An additional question is that even when we are sure he is a suicide bomber and therefore we should immediately kill him to save the lives of many Jews, but as a result a few Jews around him will, Rachmono litzlan, die, are we still allowed to kill him?

No heter exists to kill a few in order to save many. A well- known Tosefta writes, "When an akum says to a Yisroel, `Hand over one of you and if not we will kill you all,' it is forbidden to hand anyone over. On the other hand, Maran the Chazon Ish zt'l writes, that it is permitted to divert the path of an arrow on its way to kill many people, although as a result one person, another person, will die. We are allowed to do that since he is performing an act of "saving" and not an act of "killing." Perhaps this is related to our question too?
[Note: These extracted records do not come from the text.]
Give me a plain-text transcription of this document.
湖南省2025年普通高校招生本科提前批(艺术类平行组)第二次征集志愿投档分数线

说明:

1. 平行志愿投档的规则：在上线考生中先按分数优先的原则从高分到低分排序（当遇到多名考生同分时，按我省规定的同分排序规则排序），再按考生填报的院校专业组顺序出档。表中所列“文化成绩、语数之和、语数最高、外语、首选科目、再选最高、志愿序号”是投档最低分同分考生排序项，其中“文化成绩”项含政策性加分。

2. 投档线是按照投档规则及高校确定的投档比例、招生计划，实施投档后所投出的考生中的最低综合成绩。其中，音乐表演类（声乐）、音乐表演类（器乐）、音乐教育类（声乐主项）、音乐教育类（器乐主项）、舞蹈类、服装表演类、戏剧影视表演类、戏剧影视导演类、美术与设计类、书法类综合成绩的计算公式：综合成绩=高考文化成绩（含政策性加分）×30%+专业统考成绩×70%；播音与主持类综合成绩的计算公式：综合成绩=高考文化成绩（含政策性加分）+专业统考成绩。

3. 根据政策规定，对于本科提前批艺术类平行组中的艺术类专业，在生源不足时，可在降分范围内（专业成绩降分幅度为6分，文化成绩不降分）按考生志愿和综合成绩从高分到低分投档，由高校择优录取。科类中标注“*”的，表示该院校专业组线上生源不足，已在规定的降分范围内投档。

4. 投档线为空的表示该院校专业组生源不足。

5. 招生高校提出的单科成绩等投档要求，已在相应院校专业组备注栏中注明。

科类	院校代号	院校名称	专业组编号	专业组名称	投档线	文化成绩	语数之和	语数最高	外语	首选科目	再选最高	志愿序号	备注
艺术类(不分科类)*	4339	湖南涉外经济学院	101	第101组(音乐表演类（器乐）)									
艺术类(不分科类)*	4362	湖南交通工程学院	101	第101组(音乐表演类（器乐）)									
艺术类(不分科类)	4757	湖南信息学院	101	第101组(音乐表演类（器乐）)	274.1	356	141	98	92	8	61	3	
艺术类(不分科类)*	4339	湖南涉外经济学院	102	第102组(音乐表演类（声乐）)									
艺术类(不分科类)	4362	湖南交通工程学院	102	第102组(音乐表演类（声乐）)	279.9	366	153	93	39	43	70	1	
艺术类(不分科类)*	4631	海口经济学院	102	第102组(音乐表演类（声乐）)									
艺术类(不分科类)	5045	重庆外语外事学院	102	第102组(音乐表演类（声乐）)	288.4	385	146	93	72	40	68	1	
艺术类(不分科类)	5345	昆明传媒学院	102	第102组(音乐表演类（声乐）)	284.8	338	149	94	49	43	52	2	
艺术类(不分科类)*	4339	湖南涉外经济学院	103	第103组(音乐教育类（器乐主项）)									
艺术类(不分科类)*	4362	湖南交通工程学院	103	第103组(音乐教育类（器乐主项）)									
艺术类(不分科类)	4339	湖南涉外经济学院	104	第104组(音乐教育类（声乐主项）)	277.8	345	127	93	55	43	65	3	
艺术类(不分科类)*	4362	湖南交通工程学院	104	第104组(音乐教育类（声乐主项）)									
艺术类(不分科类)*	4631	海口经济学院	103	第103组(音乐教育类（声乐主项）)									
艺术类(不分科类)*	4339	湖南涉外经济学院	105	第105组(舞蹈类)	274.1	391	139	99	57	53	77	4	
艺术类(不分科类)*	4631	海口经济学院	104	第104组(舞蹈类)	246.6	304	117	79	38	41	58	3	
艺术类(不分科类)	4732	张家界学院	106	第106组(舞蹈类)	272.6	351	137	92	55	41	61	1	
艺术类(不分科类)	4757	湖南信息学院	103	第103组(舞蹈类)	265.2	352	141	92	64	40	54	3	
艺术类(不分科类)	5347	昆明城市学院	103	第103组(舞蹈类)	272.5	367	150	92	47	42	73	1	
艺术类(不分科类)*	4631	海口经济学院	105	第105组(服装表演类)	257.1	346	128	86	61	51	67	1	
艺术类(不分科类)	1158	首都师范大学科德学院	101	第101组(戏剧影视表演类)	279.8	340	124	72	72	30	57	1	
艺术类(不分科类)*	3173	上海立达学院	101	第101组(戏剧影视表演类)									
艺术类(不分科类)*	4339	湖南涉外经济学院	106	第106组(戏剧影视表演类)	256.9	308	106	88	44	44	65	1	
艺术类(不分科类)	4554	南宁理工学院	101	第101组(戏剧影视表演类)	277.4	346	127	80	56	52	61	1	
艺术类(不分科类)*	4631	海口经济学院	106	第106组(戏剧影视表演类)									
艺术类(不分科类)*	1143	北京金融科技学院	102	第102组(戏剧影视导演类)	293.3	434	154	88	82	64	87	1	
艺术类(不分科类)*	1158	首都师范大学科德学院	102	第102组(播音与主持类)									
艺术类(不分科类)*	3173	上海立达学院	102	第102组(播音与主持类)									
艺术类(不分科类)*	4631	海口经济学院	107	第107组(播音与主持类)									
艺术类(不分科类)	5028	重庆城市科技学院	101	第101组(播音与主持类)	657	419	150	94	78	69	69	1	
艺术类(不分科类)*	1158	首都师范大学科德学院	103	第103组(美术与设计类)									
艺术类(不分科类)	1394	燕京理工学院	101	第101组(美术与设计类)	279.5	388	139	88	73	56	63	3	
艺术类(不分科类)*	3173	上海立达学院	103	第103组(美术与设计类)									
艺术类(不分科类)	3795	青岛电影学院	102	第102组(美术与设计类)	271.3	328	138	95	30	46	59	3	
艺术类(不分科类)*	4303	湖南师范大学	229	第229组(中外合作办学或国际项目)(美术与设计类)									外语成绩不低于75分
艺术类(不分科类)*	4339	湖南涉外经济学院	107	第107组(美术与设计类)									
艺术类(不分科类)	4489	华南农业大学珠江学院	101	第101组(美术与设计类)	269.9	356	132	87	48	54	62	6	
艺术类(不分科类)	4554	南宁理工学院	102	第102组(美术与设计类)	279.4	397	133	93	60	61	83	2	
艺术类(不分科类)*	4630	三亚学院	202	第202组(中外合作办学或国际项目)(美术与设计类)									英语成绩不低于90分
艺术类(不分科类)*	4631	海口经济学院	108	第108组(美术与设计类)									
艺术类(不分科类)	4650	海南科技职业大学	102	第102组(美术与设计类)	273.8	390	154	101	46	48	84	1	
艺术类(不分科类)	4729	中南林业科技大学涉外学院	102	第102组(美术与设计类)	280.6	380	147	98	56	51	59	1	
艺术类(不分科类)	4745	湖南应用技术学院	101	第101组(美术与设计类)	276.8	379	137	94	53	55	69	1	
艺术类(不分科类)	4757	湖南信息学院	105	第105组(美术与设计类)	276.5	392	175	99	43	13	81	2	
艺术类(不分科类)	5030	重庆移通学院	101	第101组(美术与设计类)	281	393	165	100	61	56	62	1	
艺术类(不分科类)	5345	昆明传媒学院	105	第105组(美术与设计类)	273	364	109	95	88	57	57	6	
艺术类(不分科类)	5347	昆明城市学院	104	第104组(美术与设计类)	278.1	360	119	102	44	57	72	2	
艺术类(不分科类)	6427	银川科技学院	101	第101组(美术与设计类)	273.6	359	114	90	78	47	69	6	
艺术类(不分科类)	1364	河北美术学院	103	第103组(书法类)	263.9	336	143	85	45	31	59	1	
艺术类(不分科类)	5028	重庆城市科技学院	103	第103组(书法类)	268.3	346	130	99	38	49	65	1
It is important to stress that the above is only a small, limited part of the give-and-take presented in each subject. Many lengthy chapters are devoted to the sugyos: "But you shall greatly beware for your souls" (Devorim 4:15), "You shall live with them" (Vayikra 18:5), the prohibition for someone to put himself in a dangerous situation, someone committing theft through tunneling into another's house, "You shall not stand aside while your fellow's blood is shed" (Vayikra 19:16), and what Yonah Hanovi said (Yonah 1:12), "Pick me up and toss me into the sea," and the story about Pinchas and others.